Automatic Market Makers (AMMs) are a type of decentralized cryptocurrency trading platform that uses smart contracts to exchange tokens and other assets. Unlike centralized exchanges, AMMs do not use an order book to determine quotes. Instead, the price is calculated using a mathematical formula based on the supply and demand of the asset.
Market making is a traditional financial practice where a company or individual acts as a 'bank' when buying and selling an asset. Market makers are often tasked with providing liquidity for an asset and maintaining constant interest from buyers and sellers in that asset. They provide buy and sell quotes based on the market capitalization of the underlying asset.
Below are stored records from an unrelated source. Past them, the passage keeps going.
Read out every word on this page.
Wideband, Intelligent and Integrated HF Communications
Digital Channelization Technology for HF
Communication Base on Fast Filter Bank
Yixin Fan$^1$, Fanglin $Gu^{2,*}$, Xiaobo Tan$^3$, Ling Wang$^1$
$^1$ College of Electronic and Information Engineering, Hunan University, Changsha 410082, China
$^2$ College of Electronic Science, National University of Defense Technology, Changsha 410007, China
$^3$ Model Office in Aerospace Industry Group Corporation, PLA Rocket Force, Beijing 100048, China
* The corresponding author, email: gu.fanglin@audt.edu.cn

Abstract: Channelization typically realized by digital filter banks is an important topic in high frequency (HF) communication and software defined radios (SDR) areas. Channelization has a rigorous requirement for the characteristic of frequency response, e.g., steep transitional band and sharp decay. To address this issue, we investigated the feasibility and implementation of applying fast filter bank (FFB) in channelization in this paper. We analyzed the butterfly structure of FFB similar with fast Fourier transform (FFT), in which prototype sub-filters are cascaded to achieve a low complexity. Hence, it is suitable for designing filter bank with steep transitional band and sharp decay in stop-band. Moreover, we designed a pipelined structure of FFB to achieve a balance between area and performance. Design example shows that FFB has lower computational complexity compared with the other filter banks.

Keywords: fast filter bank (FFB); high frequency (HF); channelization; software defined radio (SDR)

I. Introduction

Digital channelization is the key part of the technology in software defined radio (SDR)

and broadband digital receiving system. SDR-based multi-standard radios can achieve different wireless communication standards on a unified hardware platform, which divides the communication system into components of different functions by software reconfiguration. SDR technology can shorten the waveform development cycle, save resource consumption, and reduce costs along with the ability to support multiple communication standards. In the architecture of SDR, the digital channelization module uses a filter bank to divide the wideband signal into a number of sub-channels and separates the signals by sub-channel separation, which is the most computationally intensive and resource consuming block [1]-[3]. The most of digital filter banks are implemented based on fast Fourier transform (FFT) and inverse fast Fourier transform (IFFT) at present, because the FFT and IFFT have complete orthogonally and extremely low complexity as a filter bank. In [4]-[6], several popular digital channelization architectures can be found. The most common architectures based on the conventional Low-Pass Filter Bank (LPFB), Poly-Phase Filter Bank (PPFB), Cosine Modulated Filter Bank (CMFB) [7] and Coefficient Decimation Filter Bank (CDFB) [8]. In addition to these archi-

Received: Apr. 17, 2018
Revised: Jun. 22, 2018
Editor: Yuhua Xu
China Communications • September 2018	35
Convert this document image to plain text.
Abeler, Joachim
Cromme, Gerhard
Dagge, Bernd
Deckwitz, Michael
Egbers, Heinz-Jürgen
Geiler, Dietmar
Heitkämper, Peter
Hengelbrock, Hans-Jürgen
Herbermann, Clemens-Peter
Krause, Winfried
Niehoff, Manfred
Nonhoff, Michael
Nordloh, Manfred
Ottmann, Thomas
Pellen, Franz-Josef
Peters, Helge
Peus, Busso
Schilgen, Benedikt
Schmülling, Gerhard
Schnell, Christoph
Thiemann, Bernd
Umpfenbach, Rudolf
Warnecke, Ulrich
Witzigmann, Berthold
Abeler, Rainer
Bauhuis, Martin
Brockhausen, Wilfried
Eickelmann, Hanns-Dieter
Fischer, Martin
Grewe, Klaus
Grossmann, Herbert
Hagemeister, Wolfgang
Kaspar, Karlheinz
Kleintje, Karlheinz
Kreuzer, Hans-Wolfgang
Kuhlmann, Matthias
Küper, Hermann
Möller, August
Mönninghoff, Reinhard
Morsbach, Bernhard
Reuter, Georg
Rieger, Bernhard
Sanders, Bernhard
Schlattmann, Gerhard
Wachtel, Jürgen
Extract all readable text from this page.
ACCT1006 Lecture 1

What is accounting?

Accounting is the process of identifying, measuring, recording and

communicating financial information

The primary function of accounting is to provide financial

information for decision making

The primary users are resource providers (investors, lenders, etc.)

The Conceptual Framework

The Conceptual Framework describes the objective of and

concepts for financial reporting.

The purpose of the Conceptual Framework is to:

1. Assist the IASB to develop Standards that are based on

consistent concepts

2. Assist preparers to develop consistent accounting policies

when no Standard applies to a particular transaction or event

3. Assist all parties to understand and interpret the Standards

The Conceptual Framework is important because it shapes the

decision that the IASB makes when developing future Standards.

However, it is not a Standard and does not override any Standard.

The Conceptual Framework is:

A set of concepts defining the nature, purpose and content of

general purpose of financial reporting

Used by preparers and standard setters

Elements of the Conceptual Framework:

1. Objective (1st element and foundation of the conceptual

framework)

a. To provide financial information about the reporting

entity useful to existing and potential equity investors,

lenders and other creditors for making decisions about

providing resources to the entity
An AMM is a type of market maker that relies on smart contracts. These smart contracts execute buy and sell orders automatically based on predefined commands without requiring the presence of a third party. AMMs are most common on decentralized exchanges and other peer-to-peer decentralized applications on the blockchain.
AMMs function similarly to order books on centralized exchanges. They allow trading between two asset pairs, such as ETH/USDC. However, no counterparty is required as trading in the AMM protocol occurs entirely on behalf of investors. These protocols work using liquidity pools consisting of two cryptocurrencies. The pools use predefined mathematical algorithms to 'peg' the price of one asset relative to another.
A liquidity pool is a financial instrument based on a smart contract that provides liquidity for cryptocurrency trading. Simply put, liquidity pools allow investors to delegate their digital assets to a smart contract that facilitates trading in exchange for a share of the fees.
The liquidity provision mechanism of AMMs is based on two postulates. First, liquidity takers pay liquidity providers a fee for obtaining the underlying asset. Second, when liquidity is removed from the pool, the system automatically charges a fee from the taker (trader 'taking' liquidity) and credits it to the maker.
Smart contracts are key components in the operation of AMMs. They are primarily used for instant execution of buy and sell orders in the liquidity pool. Once these conditions are met, the smart contracts cannot be interfered with.
Pricing mechanisms are a key aspect of AMM protocols. Today's mechanisms are divided into three formats: 'ab intus without input data', 'ab intus with input data' where price = 1, and mechanisms that determine price using external data from oracles.
To ensure minimal slippage across all liquidity pools, AMM platforms use a pricing algorithm. The most common formula is x * y = k, where x represents the supply of asset A, y represents the supply of asset B, and k is a constant coefficient reflecting the total liquidity available in the pool.
Leading automated market makers include various decentralized exchanges and protocols that have gained prominence in the cryptocurrency ecosystem.
Key features of AMMs include decentralization, use of smart contracts, non-custodial nature, enhanced security, and zero price manipulation.
AMMs are considered an important development in the financial market due to their attractiveness for a decentralized economy. While this technology has many advantages, such as allowing anyone to become a liquidity provider and earn passive income, it's important to also consider its disadvantages.
Automatic Market Makers represent a significant innovation in the decentralized finance (DeFi) space. They offer a new paradigm for trading cryptocurrencies, providing increased accessibility, efficiency, and autonomy. While AMMs have their challenges, their potential to reshape the landscape of digital asset exchange is undeniable. As the technology continues to evolve, we can expect further refinements and solutions to current limitations, potentially cementing AMMs as a cornerstone of the future financial ecosystem.
AMM (Automated Market Maker) is a decentralized trading system using liquidity pools. It allows direct token trades, with prices determined by a mathematical formula based on token balances in the pool, ensuring constant balance.
Provide liquidity to earn trading fees, trade assets for profit, and participate in yield farming programs for additional rewards.
AMM offers 24/7 liquidity, reduces human intervention, enables anyone to participate in market-making, and enhances trading efficiency in decentralized exchanges.